Here we construct a new used_timecolumn. As the name suggests, it represents the usage time of the car. It is equivalent to refining the original creatDate(online time) and regDate(registration time) information.

See brand and price features

This part of the code is simpler than what was written on Tianchi Datawhale. It clusters the two columns of brand and model and then averages them. Explain what the code means:

groupby()The function combines elements with the same value in the specified column into a group, so the result it returns is a matrix distributed by groups. The code is equivalent to averaging the prices of cars of the same brand, and also calculating the average and median prices of cars of the same model.

mean()The function is used to average. The default is to average vertical columns. If you want to average rows, use mean(1).

median()What is found is the median, and the usage is mean()similar to.

brand_and_price_mean=data_all.groupby('brand')['price'].mean()
model_and_price_mean=data_all.groupby('model')['price'].mean()
brand_and_price_median=data_all.groupby('brand')['price'].median()
model_and_price_median=data_all.groupby('model')['price'].median()
data_all['brand_and_price_mean']=data_all.loc[:,'brand'].map(brand_and_price_mean)
data_all['model_and_price_mean']=data_all.loc[:,'model'].map(model_and_price_mean).fillna(model_and_price_mean.mean())
data_all['brand_and_price_median']=data_all.loc[:,'brand'].map(brand_and_price_mean)
data_all['model_and_price_median']=data_all.loc[:,'model'].map(model_and_price_mean).fillna(model_and_price_median.mean())

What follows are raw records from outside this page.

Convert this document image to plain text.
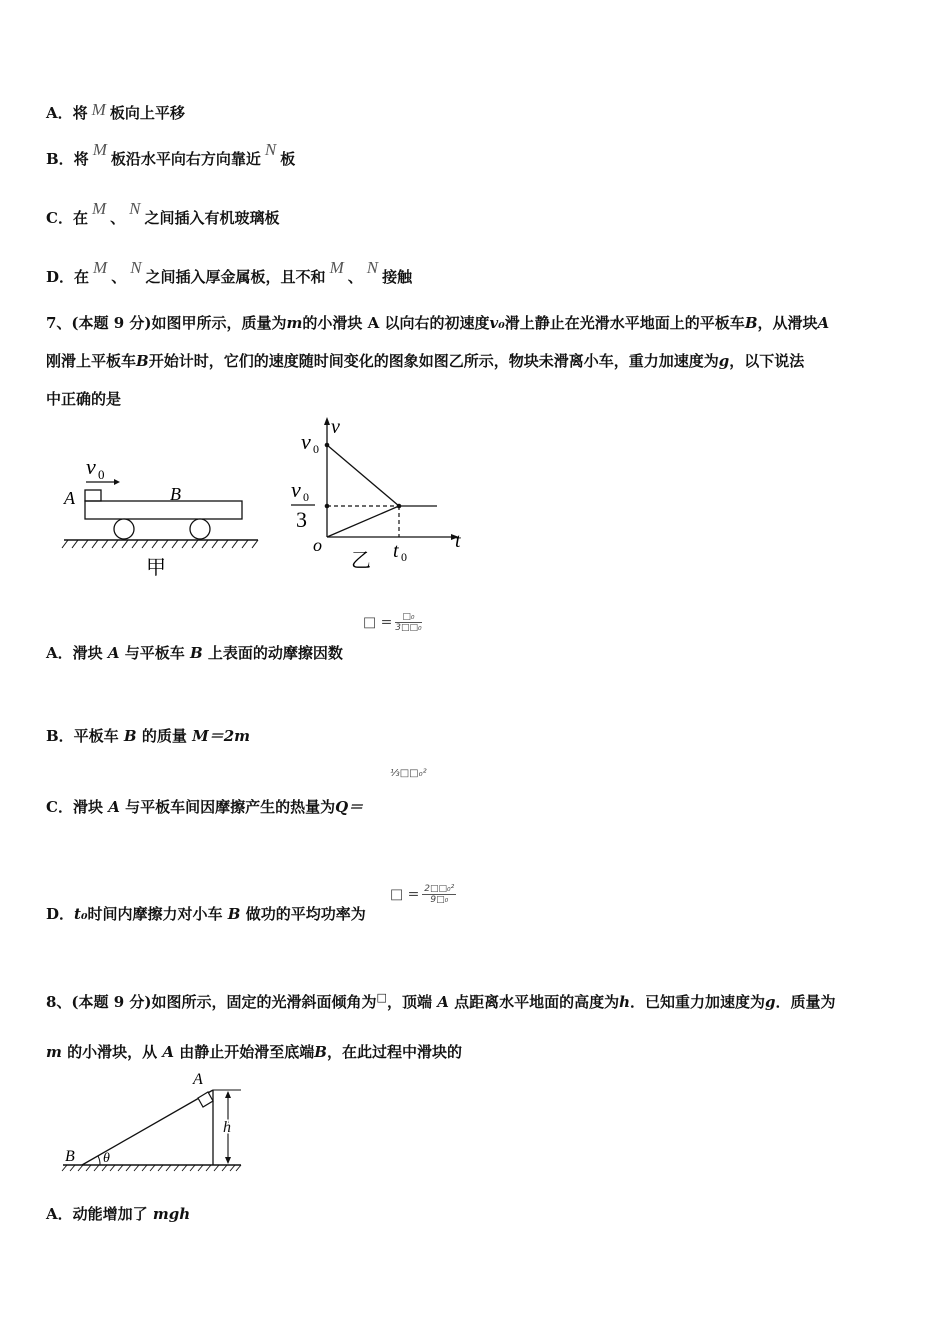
A．将 M 板向上平移
B．将 M 板沿水平向右方向靠近 N 板
C．在 M 、 N 之间插入有机玻璃板
D．在 M 、 N 之间插入厚金属板，且不和 M 、 N 接触
7、(本题 9 分)如图甲所示，质量为m的小滑块 A 以向右的初速度v₀滑上静止在光滑水平地面上的平板车B，从滑块A
刚滑上平板车B开始计时，它们的速度随时间变化的图象如图乙所示，物块未滑离小车，重力加速度为g，以下说法
中正确的是
v 0
A	B
甲
v
t
v 0
v 0
3
o
乙 t 0
□ =	□₀
3□□₀
A．滑块 A 与平板车 B 上表面的动摩擦因数
B．平板车 B 的质量 M＝2m
⅓□□₀²
C．滑块 A 与平板车间因摩擦产生的热量为Q＝
D．t₀时间内摩擦力对小车 B 做功的平均功率为
□ = $\frac{\text{2□□₀²}}{\text{9□₀}}$
8、(本题 9 分)如图所示，固定的光滑斜面倾角为□，顶端 A 点距离水平地面的高度为h．已知重力加速度为g．质量为
m 的小滑块，从 A 由静止开始滑至底端B，在此过程中滑块的
A
h
B θ
A．动能增加了 mgh
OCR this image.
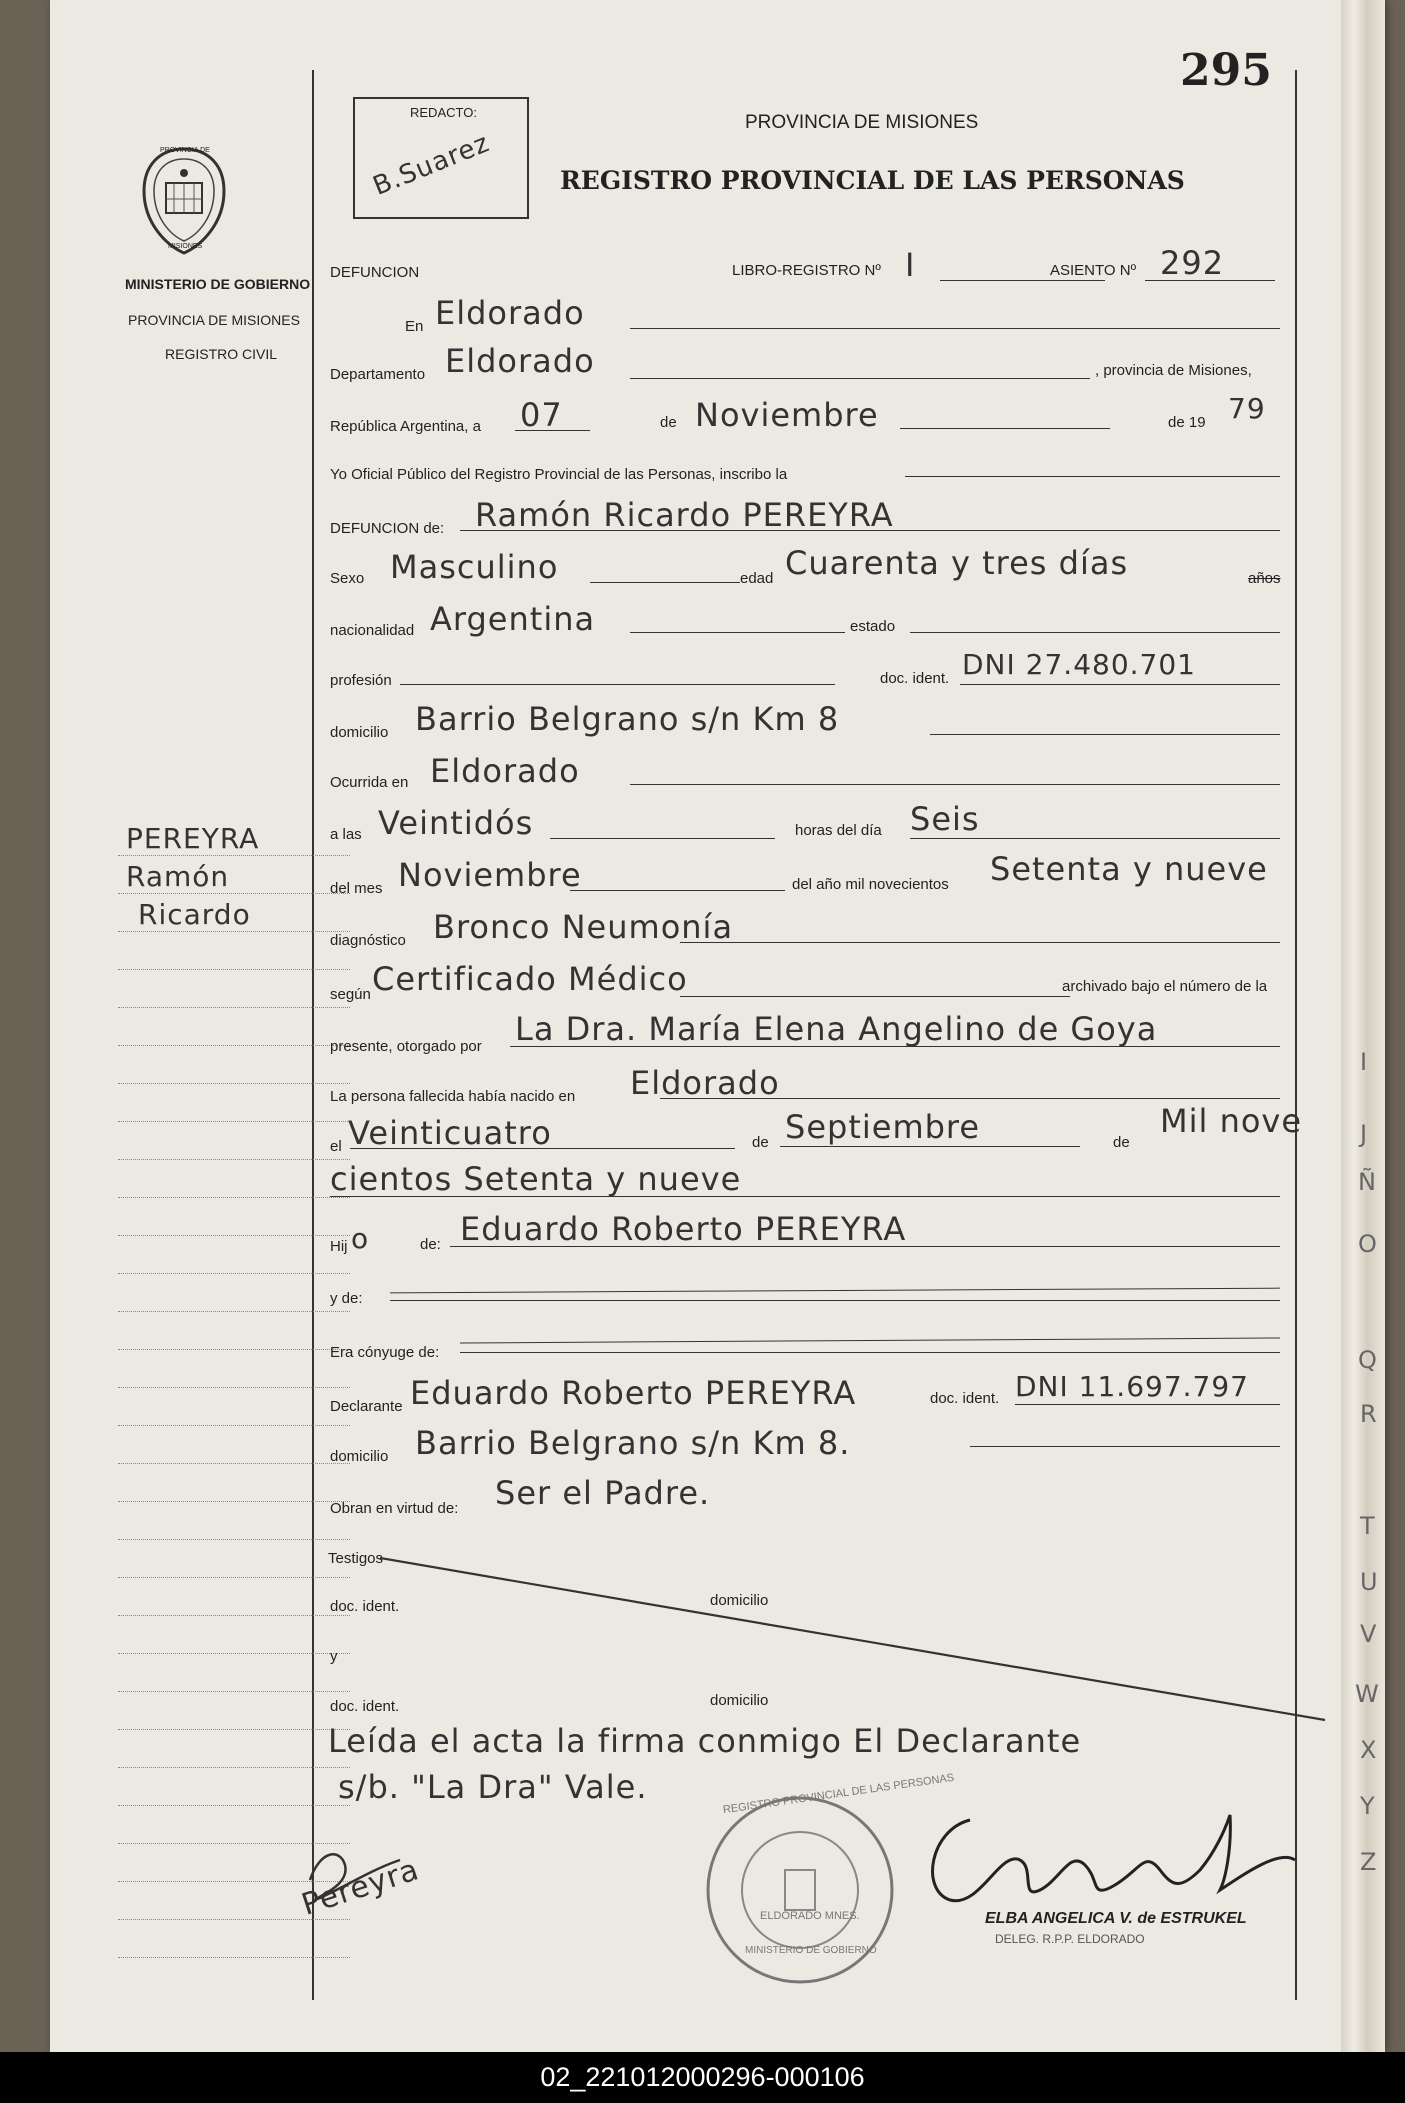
295
PROVINCIA DE
MISIONES
MINISTERIO DE GOBIERNO
PROVINCIA DE MISIONES
REGISTRO CIVIL
PEREYRA
Ramón
Ricardo
REDACTO:
B.Suarez
PROVINCIA DE MISIONES
REGISTRO PROVINCIAL DE LAS PERSONAS
DEFUNCION	LIBRO-REGISTRO Nº I	ASIENTO Nº 292
En Eldorado
Departamento Eldorado	, provincia de Misiones,
República Argentina, a 07	de Noviembre	de 19 79
Yo Oficial Público del Registro Provincial de las Personas, inscribo la
DEFUNCION de: Ramón Ricardo PEREYRA
Sexo Masculino	edad Cuarenta y tres días	años
nacionalidad Argentina	estado
profesión	doc. ident. DNI 27.480.701
domicilio Barrio Belgrano s/n Km 8
Ocurrida en Eldorado
a las Veintidós	horas del día Seis
del mes Noviembre	del año mil novecientos Setenta y nueve
diagnóstico Bronco Neumonía
según Certificado Médico	archivado bajo el número de la
presente, otorgado por La Dra. María Elena Angelino de Goya
La persona fallecida había nacido en Eldorado
el Veinticuatro	de Septiembre	de
Mil nove
cientos Setenta y nueve
Hij o	de: Eduardo Roberto PEREYRA
y de:
Era cónyuge de:
Declarante Eduardo Roberto PEREYRA	doc. ident. DNI 11.697.797
domicilio Barrio Belgrano s/n Km 8.
Obran en virtud de: Ser el Padre.
Testigos
doc. ident.	domicilio
y
doc. ident.	domicilio
Leída el acta la firma conmigo El Declarante
s/b. "La Dra" Vale.
Pereyra
REGISTRO PROVINCIAL DE LAS PERSONAS
ELDORADO MNES.
MINISTERIO DE GOBIERNO
ELBA ANGELICA V. de ESTRUKEL
DELEG. R.P.P. ELDORADO
I
J
Ñ
O
Q
R
T
U
V
W
X
Y
Z
02_221012000296-000106
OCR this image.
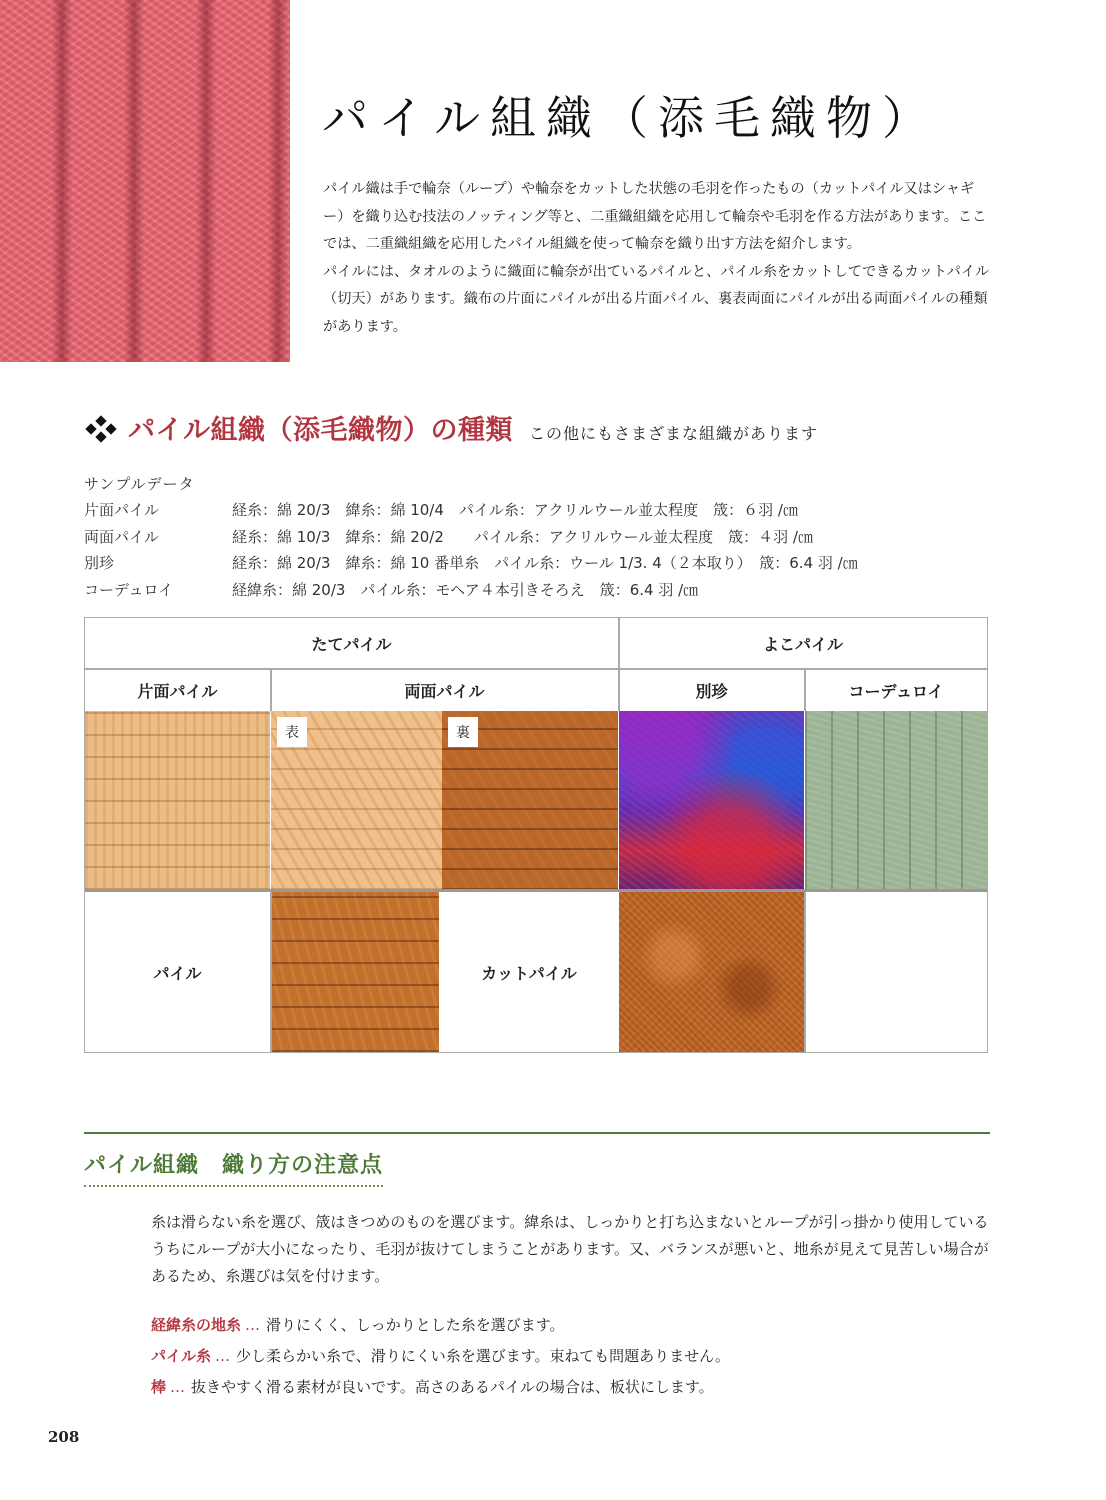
パイル組織（添毛織物）

パイル織は手で輪奈（ループ）や輪奈をカットした状態の毛羽を作ったもの（カットパイル又はシャギー）を織り込む技法のノッティング等と、二重織組織を応用して輪奈や毛羽を作る方法があります。ここでは、二重織組織を応用したパイル組織を使って輪奈を織り出す方法を紹介します。

パイルには、タオルのように織面に輪奈が出ているパイルと、パイル糸をカットしてできるカットパイル（切天）があります。織布の片面にパイルが出る片面パイル、裏表両面にパイルが出る両面パイルの種類があります。

パイル組織（添毛織物）の種類 この他にもさまざまな組織があります
サンプルデータ
片面パイル	経糸：綿 20/3　緯糸：綿 10/4　パイル糸：アクリルウール並太程度　筬：６羽 /㎝
両面パイル	経糸：綿 10/3　緯糸：綿 20/2　　パイル糸：アクリルウール並太程度　筬：４羽 /㎝
別珍	経糸：綿 20/3　緯糸：綿 10 番単糸　パイル糸：ウール 1/3. 4（２本取り）　筬：6.4 羽 /㎝
コーデュロイ	経緯糸：綿 20/3　パイル糸：モヘア４本引きそろえ　筬：6.4 羽 /㎝
たてパイル	よこパイル
片面パイル	両面パイル	別珍	コーデュロイ
表	裏
パイル	カットパイル
パイル組織　織り方の注意点

糸は滑らない糸を選び、筬はきつめのものを選びます。緯糸は、しっかりと打ち込まないとループが引っ掛かり使用しているうちにループが大小になったり、毛羽が抜けてしまうことがあります。又、バランスが悪いと、地糸が見えて見苦しい場合があるため、糸選びは気を付けます。

経緯糸の地糸 … 滑りにくく、しっかりとした糸を選びます。
パイル糸 … 少し柔らかい糸で、滑りにくい糸を選びます。束ねても問題ありません。
棒 … 抜きやすく滑る素材が良いです。高さのあるパイルの場合は、板状にします。
208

The last four lines of code use a clever function map() in pandas. Its function is to reassign the value in the calling object according to the key-value pair in the map (key-value pair, in the form of key:value, similar to a dictionary). (Professionally called mapping). Regarding the basic application of map, you can borrow a picture to express it:
Insert image description here
you can see that map actually provides a dictionary, and the caller can get the corresponding new value by searching the picture based on his own internal data.

brand_and_price_meanTherefore, it is not difficult to understand that in this code, the model_and_price_mean, , brand_and_price_medianand model_and_price_medianthese new attribute columns of the same car are actually assigned the same value according to the car's brand price.

I personally think this is more like an integration of features and the construction of some new features. This is also in line with several construction directions of feature construction in feature engineering:

Construct statistical features to report counts, sums, proportions, standard deviations, etc.;
Time characteristics, including relative time and absolute time, holidays, weekends, etc.;
Geographic information, including binning, distribution coding and other methods;
Nonlinear transformation, including log/square/root, etc.;
Feature combination, feature intersection;
The benevolent sees benevolence, the wise see wisdom, and the structure is constructed according to the actual situation.